WASHINGTON (AP) — The Supreme Court appears poised to allow emergency abortions in Idaho when a pregnant patient’s health is at serious risk, as a legal case plays out, according to Bloomberg News, which said a copy of the opinion was briefly posted Wednesday on the court’s website. The document suggests the court will find that it should not have gotten involved in the case so quickly and, by a 6-3 vote, will reinstate a lower court order that had allowed hospitals in the state to perform emergency abortions to protect a pregnant patient’s health, Bloomberg said. Such an outcome would leave the issues at the heart of the case unresolved, and Justice Ketanji Brown Jackson wrote in a concurrence that it leaves key questions unanswered.

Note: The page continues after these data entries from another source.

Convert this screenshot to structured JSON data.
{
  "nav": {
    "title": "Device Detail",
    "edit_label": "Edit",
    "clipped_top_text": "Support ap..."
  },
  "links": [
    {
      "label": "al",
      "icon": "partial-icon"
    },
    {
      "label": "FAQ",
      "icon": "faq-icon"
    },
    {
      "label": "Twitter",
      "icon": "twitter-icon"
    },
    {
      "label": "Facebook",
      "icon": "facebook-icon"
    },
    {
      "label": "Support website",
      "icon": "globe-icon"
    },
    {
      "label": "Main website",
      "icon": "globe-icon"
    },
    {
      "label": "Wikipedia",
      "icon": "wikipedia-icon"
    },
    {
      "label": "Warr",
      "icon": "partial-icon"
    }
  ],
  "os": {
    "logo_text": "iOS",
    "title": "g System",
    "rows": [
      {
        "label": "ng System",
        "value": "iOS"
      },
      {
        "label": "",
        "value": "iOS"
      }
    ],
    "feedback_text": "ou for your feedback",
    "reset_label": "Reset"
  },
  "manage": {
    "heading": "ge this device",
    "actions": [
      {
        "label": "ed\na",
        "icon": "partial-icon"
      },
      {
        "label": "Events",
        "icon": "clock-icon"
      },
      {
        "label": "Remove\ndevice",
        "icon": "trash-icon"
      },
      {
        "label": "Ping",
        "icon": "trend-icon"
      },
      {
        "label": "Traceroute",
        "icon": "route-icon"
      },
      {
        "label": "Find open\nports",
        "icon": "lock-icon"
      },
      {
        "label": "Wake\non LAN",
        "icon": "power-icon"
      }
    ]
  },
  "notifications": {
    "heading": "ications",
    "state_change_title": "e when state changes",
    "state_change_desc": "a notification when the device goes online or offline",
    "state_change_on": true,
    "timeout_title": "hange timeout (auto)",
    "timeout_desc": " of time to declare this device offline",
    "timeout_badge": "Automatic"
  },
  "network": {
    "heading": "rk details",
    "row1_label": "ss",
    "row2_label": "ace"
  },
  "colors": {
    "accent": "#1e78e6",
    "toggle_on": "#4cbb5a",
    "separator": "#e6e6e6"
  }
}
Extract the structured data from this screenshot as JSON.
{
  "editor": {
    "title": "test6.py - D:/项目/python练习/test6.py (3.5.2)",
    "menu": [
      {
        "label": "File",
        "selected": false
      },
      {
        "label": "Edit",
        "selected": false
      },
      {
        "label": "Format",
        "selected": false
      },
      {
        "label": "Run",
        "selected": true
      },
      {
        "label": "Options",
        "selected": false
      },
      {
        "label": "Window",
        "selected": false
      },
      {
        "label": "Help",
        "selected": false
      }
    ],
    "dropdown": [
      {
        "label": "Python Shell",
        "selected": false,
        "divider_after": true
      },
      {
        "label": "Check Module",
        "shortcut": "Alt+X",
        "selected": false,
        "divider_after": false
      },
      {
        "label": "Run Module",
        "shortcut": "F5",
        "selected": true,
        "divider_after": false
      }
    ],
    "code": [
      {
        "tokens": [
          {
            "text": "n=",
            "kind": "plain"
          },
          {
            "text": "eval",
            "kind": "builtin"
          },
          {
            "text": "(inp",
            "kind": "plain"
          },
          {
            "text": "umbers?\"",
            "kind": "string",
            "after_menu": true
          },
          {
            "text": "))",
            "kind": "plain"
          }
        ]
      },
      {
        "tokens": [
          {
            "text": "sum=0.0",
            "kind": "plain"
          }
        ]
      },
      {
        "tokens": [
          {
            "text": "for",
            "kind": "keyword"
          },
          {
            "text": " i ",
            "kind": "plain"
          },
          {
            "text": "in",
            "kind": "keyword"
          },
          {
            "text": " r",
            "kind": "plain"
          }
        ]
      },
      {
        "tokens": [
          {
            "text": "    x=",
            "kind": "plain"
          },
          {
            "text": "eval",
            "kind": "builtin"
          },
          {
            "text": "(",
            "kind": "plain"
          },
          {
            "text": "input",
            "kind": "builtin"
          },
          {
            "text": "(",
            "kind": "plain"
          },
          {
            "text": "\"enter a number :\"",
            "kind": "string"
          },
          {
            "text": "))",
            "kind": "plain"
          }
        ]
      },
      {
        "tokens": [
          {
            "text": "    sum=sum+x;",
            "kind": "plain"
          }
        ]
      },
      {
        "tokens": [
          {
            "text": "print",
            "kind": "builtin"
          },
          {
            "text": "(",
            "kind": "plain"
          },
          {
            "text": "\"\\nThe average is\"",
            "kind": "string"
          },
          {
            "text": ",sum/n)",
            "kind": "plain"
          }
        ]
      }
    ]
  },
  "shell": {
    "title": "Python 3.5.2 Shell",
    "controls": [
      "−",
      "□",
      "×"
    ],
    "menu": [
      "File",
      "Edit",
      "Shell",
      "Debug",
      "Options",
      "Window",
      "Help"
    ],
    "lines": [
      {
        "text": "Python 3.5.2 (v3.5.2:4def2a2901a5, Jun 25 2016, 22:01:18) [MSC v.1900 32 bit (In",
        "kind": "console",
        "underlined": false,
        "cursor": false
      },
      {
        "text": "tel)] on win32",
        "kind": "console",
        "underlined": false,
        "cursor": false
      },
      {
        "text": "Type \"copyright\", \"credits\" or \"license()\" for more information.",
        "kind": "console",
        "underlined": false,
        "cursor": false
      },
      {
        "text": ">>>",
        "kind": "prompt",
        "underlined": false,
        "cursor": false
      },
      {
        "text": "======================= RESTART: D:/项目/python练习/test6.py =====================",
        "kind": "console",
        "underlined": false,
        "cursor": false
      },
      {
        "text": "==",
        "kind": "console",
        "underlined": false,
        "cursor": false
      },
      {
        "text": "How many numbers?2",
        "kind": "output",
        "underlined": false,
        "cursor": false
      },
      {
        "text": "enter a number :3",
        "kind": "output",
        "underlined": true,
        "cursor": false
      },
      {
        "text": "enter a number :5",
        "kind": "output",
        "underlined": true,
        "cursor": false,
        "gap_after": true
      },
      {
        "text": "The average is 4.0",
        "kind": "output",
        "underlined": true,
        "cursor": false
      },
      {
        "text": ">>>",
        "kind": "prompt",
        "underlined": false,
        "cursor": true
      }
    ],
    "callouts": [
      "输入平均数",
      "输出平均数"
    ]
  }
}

“Today’s decision is not a victory for pregnant patients in Idaho. It is delay,” she wrote. The Supreme Court acknowledged that a document was inadvertently posted Wednesday.
That document was quickly removed. “The Court’s Publications Unit inadvertently and briefly uploaded a document to the Court’s website. The Court’s opinion in Moyle v.
United States and Idaho v. United States will be issued in due course,” court spokeswoman Patricia McCabe said in a statement. Conservative Justices Clarence Thomas, Samuel Alito and Neil Gorsuch are listed as dissenting from the decision, which would allow the case to continue at the 9th U.
S. Circuit Court. The finding may not be the court's final ruling because the justices' decision.